Today I see big shifts happening in the ex-gay world and the church, so I believe my play will very soon lose its relevance and simply become historical. We have lots to celebrate, and I see this final run of Homo No Mo to be part of that celebration.

This post has 12 Comments

  1. Scott on August 2, 2007 at 3:50 pm Reply

    Congratulations on a wonderful run!

  2. ElliotManning on August 2, 2007 at 4:53 pm Reply

    I feel honored to have been able to see the show with my mom at UMASS when I did (thank you again for calling us about it when you did). “Homo No Mo” is a great show and will be missed, but you have initiated great change with it. Congratulations on a terrific show and a spectacular long run.

  3. Brian on August 2, 2007 at 5:20 pm Reply

    Congrats on a great run and you can beat I’ll be grabbing myself a copy of the DVD when it’s available!

  4. Joe G. on August 2, 2007 at 6:09 pm Reply

    will the DVD version be filmed in front of a live (as opposed to dead) audience???

    It was a good run, Peterson!
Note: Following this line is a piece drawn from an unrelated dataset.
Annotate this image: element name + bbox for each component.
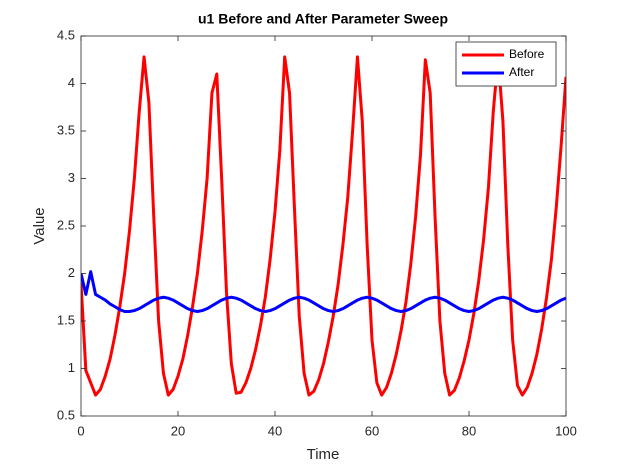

Congrats!

  5. Noa Resare on August 2, 2007 at 6:28 pm Reply

    To me seeing the play was life changing. Bless you.

  6. Peterson Toscano on August 2, 2007 at 6:53 pm Reply

    joe, we are drafted a group of zombies, the living dead, to make up the audience. It will be in LA, so that should not be too hard to pull together.

    thanks!

  7. John on August 2, 2007 at 7:42 pm Reply

    Peterson,

    thank you for the marvelous performance. When I saw Homo No Mo at the bXg conference, I was in tears like those around me. And I was left thinking about it for quite some time. I discussed it with my parents (evangelical Christians who are trying their best to understand why I left ex-gay ministry and have chosen to date a man), and they expressed a lot of interest in it.

    Now that Homo No Mo’s days are numbered, I’m curious to know: are there any performances between now and February 2008 in or near Texas? That’s where my parents live… far, far away from Illinois, where I presently live.

    If not, I will eagerly await the release of the DVD!

    Thanks for pouring your heart and your story into such a powerful piece of drama.

    Bravo,

    John

  8. Ally on August 2, 2007 at 9:05 pm Reply

    Make that two votes for Texas. =)

    Peterson, many congratulations, and many thanks. You’ve made such a difference…

  9. alex resare on August 2, 2007 at 10:11 pm Reply

    Thanks for changing the world!

  10. PW on August 4, 2007 at 2:53 am Reply

    Make that three votes for Texas.

    And congratulations on a great run; I know that putting your heart and soul into that play took a great deal of courage. And I also know that you’ve reached a point where you know it is time to move on, to go ‘beyond ex-gay’. (How’s that for a shameless (but free) plug?) May you find the same depth of soul as you go on with your life’s work, whatever it might be and wherever it takes you. Think of it this way, your next step is to show us how to survive the ‘now what?’ phase of this journey. And believe me, I for one, can use all the inspiration I can get.

  11. Peterson Toscano on August 4, 2007 at 3:06 am Reply

    Texas, Texas, Texas, always clamoring for me, but never coming up with the goods. 🙂

    You see I would LOVE to come to Texas, I would adore it, BUT I need a gig to get me there. I need contacts at universities or churches or theaters, in other words I need YOU to help me make it happen and then we get to hang out. Win/Win.

    So Texas, what you gonna do about it? (tag, you are it!)

  12. Cat Chapin-Bishop on August 11, 2007 at 1:26 am Reply

    Thank goodness you’re going to bring out a DVD of the performance. I was just incredibly moved by the performance you gave last year at NEYM Sessions, and I have the sense, too, that it meant the world to the Young Friends to be able to share their Peterson with the rest of the gathering. (I got the impression that the love the YFs have for you may even go beyond Little Debbie snacks, heretical as that notion might seem…)

    Anyway, like all really good, really truthful theater, your performance was a really spiritually powerful one for me, and I thank you so much for putting so much heart and soul and–oh, yeah, crazy wild humor–into it for so long.

    Brightest blessings…and I’ll be looking out for your next project!